I think Zimmer’s discussion of what amount to white supremacist blind spots among Democratic leaders does much to explain their maddening reluctance or inability to take the fight to the GOP. At a basic level, Democratic leaders don’t want to admit the centrality of racism to our current politics, and the necessity of aiming for the destruction of white supremacism, because they literally can’t imagine a world without it. Too many have internalized its benefits and feel immune to its worst consequences. It’s simply beyond conception that it might be eliminated or brought completely to heel; their imaginations simply cannot make that leap.

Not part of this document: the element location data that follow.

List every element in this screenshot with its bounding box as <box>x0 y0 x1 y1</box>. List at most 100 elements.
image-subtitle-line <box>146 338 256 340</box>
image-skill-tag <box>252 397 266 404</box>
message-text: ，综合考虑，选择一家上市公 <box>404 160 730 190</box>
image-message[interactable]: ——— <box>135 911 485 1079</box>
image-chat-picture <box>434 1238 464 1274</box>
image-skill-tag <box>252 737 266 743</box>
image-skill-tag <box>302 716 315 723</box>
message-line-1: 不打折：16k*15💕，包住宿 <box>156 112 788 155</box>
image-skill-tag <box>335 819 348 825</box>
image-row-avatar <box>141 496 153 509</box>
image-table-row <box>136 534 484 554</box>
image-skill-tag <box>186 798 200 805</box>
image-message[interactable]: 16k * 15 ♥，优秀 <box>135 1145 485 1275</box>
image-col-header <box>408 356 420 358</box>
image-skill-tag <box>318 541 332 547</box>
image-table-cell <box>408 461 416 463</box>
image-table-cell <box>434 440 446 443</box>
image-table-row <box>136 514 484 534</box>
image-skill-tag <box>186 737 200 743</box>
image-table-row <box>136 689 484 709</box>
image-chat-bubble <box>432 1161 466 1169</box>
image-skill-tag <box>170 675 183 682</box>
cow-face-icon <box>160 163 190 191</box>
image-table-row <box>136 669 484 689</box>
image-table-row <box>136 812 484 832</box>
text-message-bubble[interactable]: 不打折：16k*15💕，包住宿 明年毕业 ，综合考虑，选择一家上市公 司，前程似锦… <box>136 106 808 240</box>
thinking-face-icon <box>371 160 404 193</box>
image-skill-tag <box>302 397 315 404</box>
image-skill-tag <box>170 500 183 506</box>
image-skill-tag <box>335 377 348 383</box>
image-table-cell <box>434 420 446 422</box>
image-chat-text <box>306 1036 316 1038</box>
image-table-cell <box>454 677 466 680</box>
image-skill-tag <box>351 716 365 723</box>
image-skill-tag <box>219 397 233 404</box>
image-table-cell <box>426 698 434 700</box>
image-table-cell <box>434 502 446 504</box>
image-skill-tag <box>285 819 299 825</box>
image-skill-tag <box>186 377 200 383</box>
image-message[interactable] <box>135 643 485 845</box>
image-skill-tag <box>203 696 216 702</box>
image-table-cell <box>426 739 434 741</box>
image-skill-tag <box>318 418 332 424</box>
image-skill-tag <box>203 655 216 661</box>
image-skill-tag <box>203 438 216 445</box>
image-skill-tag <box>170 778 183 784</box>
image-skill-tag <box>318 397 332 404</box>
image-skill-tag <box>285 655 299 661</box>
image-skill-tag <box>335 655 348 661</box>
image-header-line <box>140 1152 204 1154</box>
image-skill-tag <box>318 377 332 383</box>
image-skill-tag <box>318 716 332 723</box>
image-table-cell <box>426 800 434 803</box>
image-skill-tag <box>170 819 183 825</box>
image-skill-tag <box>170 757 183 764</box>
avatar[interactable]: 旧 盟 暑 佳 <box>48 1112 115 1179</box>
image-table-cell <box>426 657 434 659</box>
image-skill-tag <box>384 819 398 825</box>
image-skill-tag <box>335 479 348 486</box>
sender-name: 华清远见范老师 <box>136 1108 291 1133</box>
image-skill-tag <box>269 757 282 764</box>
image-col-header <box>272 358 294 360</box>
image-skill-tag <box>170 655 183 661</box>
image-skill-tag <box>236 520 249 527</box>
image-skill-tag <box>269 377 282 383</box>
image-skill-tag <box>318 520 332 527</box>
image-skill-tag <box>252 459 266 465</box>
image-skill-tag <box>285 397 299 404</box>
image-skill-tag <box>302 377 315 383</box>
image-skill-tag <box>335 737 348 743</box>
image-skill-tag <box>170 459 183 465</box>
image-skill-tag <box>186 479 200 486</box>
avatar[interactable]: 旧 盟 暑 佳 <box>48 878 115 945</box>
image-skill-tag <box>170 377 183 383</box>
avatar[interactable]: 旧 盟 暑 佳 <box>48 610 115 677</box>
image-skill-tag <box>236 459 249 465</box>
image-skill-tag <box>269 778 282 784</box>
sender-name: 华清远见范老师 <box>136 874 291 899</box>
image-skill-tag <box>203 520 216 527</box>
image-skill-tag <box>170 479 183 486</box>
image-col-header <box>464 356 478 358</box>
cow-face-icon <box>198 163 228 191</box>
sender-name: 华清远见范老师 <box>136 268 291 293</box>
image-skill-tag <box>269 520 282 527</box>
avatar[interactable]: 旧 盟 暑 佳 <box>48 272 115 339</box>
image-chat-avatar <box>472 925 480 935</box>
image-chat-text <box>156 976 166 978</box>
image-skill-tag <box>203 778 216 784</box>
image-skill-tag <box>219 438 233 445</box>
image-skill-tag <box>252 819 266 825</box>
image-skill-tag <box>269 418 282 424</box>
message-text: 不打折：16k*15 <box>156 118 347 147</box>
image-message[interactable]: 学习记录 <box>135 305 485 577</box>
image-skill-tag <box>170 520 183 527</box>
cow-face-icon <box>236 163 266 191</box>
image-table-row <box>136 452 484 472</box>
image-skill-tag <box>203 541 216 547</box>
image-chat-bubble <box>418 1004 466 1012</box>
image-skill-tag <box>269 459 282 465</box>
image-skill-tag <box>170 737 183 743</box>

But I think we can go further, and say that not only has this blinded them to the nature of their Republican opposition, this has equally blinded them to the nature of the the American people they purport to serve — not just to the racism of so many white Republicans who will never be wooed into the Democratic fold by kitchen table appeals, but to the burning desire in millions of Americans to do all that’s possible to destroy, degrade, and nullify white supremacism as a force in this country. Instead, for too many Democratic leaders, elevating the pernicious role of white supremacism in public consciousness must only hurt the Democratic Party by forcing white Americans to choose race over principle, which they fear will push millions of white Democratic voters into the GOP camp, or at best, into non-voting neutrality. The Democratic Party is gripped by a primordial, even unconscious fear that the GOP will successfully label the Democrats as the non-white people’s party, and in this way administer a sort of coup de grace to the party’s prospects forevermore. This feeds their reluctance to make the obvious case that the inverse is true, and perniciously so — that the GOP has become not only the white people’s party, it has in fact become the party of white supremacism and its accompanying drive to authoritarian power against the American majority.
In turn, the Democrats’ inability to fully reckon with the white supremacist mindset that is rending our politics and leading the GOP into violent authoritarianism is preventing them from fully engaging against either authoritarianism or its racist roots. Democratic leaders place high importance on a conciliatory, bipartisan approach to politics, when what our country truly needs is a full disclosure and exploration of its actual conflicts and irreconcilable divisions. There cannot ever be peace or compromise with the forces of white supremacism, because white supremacism is not compatible with a full, multi-racial democracy. Yet Democrats leaders continue to behave as if this were not so, wish to deny the logic of the moment, leading to all manner of bizarre behavior like ducking out of fights about banning books and accurate teaching about the history of racism in America. In doing so — by failing to rally the majority that is already on their side, and by demoralizing their base by acting as if basic ideals aren’t worth fighting for, they actually make it more likely that they will lose future elections.